Ivy League ressuscite les ruines avec “American Love” et on y laisse un bout de nous
Il faut parfois dix ans pour réussir à parler. Et Ivy League, c’est une décennie de silences qu’on entend hurler sur chaque piste de American Love. Ce disque est un exorcisme en slow motion, une lettre d’amour écrite à la lame fine, entre nostalgie post-adolescente et lucidité d’adulte trop vite forgé.
La première écoute ? Une claque douce. Comme si Brand New et Manchester Orchestra avaient pris des cours de thérapie de groupe avec Mitski avant de tout enregistrer dans une chambre d’ado pleine de posters mal collés. Ça suinte l’Amérique du doute, des larmes qu’on retient, des relations qui déraillent sous les néons d’une station-service. Et pourtant, ça pulse d’un romantisme fêlé, viscéral, terriblement beau.
“Enouement” ouvre la marche comme on ouvre un vieux journal intime qu’on avait juré de ne jamais relire. Les guitares sont nerveuses, mais jamais démonstratives. Ivy League a compris que l’émotion, la vraie, n’a pas besoin de surjouer. “Song 4” est un shot de spleen distillé dans un riff qui grince comme un souvenir qu’on avait enfermé trop fort. “Butterflies and Sugar Skulls” tord le couteau dans le ventre, avec ce sens du storytelling à la Pedro The Lion : sobre, amer, impitoyable.
Et puis il y a “Where You End, and I Begin”, sommet fragile de ce disque montagne russe. Une chanson qui pourrait se perdre dans une BO de fin du monde, ou d’une rupture. À toi de choisir. Quant à leur relecture de “Champagne Supernova”, c’est le slow dans la tête quand tout le monde est déjà parti de la fête. Une reprise qui ne flatte pas l’original, mais qui le retourne comme une veste — et ça marche.

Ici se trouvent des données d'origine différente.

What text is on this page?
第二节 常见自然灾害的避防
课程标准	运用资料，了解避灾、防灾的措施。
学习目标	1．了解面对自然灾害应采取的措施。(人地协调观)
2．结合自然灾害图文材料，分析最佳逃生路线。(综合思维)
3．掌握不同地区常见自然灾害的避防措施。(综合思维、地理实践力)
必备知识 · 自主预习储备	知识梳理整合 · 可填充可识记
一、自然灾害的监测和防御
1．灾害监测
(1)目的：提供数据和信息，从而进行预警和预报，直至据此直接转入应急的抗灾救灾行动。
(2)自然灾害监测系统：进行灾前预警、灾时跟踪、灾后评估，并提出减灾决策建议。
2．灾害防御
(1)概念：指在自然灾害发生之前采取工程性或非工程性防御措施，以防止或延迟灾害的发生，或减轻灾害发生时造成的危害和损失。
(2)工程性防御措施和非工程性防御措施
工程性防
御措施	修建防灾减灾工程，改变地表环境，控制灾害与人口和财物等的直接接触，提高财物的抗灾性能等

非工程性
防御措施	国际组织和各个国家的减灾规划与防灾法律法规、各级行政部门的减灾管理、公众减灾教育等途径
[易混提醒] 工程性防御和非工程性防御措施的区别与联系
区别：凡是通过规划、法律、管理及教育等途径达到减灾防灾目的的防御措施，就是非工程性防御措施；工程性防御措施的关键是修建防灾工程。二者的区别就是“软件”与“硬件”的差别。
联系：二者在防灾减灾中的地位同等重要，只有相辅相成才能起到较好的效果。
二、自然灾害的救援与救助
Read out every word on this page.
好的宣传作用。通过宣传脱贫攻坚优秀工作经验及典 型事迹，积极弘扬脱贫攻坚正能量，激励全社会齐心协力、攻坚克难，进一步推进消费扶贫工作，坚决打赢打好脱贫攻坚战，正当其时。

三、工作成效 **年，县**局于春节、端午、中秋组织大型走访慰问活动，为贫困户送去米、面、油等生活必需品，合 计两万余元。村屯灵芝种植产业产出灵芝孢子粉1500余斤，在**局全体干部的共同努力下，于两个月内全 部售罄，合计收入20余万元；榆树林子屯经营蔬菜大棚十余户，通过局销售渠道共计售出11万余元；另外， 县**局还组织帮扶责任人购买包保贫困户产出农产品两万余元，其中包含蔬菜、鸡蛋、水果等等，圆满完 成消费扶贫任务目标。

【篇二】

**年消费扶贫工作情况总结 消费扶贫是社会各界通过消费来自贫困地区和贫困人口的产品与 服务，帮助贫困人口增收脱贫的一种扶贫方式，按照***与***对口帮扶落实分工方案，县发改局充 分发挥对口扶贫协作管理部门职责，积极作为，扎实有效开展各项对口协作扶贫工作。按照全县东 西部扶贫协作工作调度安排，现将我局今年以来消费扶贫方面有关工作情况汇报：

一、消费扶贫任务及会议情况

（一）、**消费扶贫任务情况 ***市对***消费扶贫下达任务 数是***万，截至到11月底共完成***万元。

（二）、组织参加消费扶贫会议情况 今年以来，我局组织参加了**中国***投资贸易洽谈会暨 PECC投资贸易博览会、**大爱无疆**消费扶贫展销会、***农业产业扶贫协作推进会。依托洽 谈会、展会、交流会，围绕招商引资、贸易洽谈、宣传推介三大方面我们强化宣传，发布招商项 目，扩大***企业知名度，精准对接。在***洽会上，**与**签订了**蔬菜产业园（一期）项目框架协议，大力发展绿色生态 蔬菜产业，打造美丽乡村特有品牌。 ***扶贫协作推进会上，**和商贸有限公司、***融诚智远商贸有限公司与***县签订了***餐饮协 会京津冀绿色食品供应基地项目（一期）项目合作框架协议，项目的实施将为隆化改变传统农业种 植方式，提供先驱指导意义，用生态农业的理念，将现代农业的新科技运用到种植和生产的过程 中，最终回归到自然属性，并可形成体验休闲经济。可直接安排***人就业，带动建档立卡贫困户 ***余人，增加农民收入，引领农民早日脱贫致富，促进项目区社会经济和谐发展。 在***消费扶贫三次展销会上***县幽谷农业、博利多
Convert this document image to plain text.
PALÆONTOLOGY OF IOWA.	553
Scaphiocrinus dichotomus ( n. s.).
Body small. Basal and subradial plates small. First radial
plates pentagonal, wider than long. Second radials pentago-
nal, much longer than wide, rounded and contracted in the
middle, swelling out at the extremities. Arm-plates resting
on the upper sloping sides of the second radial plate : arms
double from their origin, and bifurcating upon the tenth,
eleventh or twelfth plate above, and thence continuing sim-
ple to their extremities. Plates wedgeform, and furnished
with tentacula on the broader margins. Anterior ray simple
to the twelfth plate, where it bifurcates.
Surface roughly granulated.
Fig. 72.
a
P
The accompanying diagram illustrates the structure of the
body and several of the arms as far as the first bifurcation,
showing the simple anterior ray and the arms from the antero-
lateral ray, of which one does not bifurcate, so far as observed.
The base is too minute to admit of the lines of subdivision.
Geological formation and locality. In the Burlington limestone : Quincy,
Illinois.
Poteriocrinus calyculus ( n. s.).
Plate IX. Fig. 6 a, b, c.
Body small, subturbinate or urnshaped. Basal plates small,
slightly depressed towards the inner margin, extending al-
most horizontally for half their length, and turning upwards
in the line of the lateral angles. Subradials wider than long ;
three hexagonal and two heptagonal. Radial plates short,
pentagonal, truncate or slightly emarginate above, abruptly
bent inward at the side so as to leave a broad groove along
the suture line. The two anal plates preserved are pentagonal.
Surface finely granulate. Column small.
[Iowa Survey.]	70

Ce n’est pas un album parfait. Mais justement. American Love, c’est du vécu non retouché. Pas de vernis, pas d’effet spéciaux. Juste du coeur, des cicatrices, et un peu d’or versé sur les brisures, façon kintsugi. Comme un dernier baiser sur la bouche de quelqu’un qu’on ne reverra jamais.
Avec ce nouvel album, Ivy League a largué un polaroïd de l’âme, flou, déchiré aux bords, mais qu’on garde précieusement dans notre portefeuille cabossé. Et ouais, parfois, l’Amour Américain a un accent bien plus universel qu’on ne le croit.